Sarah Huizenga said…
I think these turned out great. The sharp focus of the one with cat tail looking things is awesome. Manual mode can be scary, but pretty soon it is second nature. I still mess up once in a while, not changing something from a previous shoot. But eventually you remember all those things and you have beautiful images. Don't give up!
Sherri B. said…
Good on you for setting out on a snow adventure! Your photos are beautiful...I especially love the one with the sun shining through at the top of the photo. It created such a lovely light!

It's always nice to have a breakthrough - iphoneography has definitely been one of mine this year. Thanks for sharing, Sharon! :)
Marcie said…
Gorgeous winter scenes and images. We - too - have had our fair share of beautiful snow! And - I think you got it just right in manual. Lots and lots of encouraging and inspiring breathroughs!
Kat Sloma said…
What a marvelous breakthrough! You put in the effort, working slowly through, for a situation like this. I can feel your excitement and pride in this accomplishment. I love the story of the debate of getting out, and all that you had to do to get these photographs. Wonderful!
bgottsab said…
Sharon - I enjoyed reading about your breakthroughs - it is always good to be inspired by what others have mastered through hard work and determination.

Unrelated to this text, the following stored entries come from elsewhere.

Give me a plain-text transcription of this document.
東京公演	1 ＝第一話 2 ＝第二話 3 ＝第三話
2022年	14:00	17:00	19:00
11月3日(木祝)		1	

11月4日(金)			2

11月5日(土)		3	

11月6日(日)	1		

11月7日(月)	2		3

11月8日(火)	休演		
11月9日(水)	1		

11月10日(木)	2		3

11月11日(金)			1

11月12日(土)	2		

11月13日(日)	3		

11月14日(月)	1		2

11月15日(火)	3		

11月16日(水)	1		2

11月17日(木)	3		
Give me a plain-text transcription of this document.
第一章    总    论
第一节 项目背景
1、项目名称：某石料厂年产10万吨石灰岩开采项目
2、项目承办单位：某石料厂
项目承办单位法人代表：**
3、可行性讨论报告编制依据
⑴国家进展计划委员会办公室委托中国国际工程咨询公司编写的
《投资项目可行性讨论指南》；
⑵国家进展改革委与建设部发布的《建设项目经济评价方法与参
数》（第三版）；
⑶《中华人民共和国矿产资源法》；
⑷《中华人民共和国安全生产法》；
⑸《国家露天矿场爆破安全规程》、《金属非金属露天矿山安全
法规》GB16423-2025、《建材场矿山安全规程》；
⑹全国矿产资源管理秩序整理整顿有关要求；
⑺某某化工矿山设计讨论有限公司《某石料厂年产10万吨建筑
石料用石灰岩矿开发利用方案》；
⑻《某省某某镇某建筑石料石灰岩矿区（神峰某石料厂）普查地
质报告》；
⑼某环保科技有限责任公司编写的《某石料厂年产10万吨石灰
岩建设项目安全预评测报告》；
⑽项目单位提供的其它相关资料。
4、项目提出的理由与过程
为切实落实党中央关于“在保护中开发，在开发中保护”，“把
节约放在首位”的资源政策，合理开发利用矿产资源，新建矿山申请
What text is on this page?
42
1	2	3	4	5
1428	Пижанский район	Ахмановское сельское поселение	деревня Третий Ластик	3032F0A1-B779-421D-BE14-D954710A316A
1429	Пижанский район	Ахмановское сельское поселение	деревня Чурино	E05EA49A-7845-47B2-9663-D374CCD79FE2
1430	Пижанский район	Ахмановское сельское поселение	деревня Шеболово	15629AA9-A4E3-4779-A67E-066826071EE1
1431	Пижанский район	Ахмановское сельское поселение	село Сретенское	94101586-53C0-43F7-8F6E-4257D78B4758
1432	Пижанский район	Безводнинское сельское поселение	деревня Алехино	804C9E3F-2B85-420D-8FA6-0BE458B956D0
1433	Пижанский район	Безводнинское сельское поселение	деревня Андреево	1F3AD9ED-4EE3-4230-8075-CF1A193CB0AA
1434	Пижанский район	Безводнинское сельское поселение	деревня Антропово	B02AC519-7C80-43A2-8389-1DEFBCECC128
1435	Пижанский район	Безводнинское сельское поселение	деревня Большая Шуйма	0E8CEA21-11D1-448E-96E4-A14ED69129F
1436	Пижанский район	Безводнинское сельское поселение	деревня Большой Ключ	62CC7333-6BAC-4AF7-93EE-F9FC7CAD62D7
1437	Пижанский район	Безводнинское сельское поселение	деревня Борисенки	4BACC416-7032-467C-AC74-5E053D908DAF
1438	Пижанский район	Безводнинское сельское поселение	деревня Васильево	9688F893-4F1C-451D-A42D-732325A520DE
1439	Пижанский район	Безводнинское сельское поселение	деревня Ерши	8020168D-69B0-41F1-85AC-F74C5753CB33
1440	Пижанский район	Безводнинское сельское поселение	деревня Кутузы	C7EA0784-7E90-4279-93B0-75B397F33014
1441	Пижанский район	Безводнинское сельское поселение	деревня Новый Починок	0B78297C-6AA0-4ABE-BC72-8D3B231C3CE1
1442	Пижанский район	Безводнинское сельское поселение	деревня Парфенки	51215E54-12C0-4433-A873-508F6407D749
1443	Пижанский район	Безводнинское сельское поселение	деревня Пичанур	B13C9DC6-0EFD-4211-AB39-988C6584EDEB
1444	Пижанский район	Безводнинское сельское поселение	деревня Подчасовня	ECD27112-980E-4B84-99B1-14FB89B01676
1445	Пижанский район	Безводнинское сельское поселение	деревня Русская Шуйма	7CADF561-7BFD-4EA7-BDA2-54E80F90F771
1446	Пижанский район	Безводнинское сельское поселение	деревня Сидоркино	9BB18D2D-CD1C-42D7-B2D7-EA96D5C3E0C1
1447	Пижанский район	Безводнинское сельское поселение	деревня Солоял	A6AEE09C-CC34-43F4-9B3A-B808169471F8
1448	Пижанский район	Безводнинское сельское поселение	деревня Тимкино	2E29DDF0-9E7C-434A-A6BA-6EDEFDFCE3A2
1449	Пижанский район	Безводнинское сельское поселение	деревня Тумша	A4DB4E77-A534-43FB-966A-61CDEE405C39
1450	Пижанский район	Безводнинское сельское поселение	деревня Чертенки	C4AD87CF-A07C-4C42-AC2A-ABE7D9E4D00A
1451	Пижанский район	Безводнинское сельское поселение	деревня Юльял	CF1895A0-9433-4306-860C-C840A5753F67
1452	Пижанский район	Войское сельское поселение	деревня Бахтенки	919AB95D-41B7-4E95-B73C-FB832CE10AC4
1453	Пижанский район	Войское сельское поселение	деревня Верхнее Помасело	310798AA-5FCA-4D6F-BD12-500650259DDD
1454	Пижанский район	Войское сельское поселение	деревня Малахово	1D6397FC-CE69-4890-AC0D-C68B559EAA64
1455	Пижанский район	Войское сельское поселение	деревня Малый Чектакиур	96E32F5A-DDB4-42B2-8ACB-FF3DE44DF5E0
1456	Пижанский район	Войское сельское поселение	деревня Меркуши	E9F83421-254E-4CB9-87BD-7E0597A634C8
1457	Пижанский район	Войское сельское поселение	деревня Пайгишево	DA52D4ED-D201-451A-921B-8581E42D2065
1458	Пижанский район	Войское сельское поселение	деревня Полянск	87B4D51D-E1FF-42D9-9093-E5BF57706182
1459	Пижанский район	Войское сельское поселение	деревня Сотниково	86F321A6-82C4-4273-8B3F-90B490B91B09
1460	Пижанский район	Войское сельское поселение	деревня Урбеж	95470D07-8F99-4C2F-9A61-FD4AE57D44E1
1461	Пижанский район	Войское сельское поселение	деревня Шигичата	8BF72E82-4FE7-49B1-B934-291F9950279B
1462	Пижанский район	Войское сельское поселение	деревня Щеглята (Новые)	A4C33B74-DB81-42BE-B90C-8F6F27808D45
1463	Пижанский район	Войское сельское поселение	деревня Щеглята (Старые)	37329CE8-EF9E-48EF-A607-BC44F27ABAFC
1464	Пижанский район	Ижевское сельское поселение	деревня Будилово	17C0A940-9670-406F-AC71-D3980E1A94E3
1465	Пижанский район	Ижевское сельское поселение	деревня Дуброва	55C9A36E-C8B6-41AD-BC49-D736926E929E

And snow is a very difficult subject - I think you did a wonderful job capturing that fleeting white stuff.
seabluelens said…
First, I've been meaning to mention and keep forgetting - I LOVE your header. The colors are so vibrant and beautiful, it makes me smile every time I come here. Second, I really appreciate the thoughtful comments you've left on my blog. Thank you for that! Third, I'm really impressed with your manual photoshoot, in the snow with freezing fingers, no less. I'm curious whether that film camera zoom lens coordinates with your digital camera to autofocus, or if you were doing that manually as well. I admire your persistence and discipline in mastering your camera. That's a huge breakthrough. Well done!
Deborah Tisch said…
I enjoyed reading this post, learning about your creative breakthrough. Lovely snow images!
gina said…
You've captured some beautiful light and contrast in these images -- good for you for getting out there in the cold! As for manual settings, I had to take a two month long e-course before I could really feel comfortable with manual. Practice, practice!
gina said…
You've captured some beautiful light and contrast in these images -- good for you for getting out there in the cold! As for manual settings, I had to take a two month long e-course before I could really feel comfortable with manual. Practice, practice!
Deborah Tisch said…
These winter scenes are beautiful! I'm so glad you decided to get out and take a few photos that day.
Stewart said…
Thanks for sharing these I love to look at photos taken with a film camera. the challenges of light reflecting on snow, with shadow and color are serious! Nice work all around.
Stewart said…
Thanks for sharing these I love to look at photos taken with a film camera. the challenges of light reflecting on snow, with shadow and color are serious! Nice work all around.
Susan said…
So glad you took the 1.5 to make the best decision. My fave of your snowy group is the shallow DOF shot with the hanging "things" on the branches in sharp focus. I said "wowwww", when that scrolled up. I'm glad you have been persistent with the camera. It will truly just keep paying more and more with creative dividends. Honeslty, that never freaked me out, I just started "doing" it. I know lots of people have a hard time. I guess I never really used the auto settings at all, and find them frustrating when I do. I'm a backwards kind of girl I guess.
BUT, you are rocking the iPhone shots. I'm uncomfortable figuring that out. I can't seem to get "in" to that medium. I pick it up and try now and then, but usually feel disappointed. It seems with my camera there is so much control and with the iPhone, to me, it feels like NO control. I love the vibrant shot at the top with all the colors and the funky frame.
Great post my friend. Great breakthrus.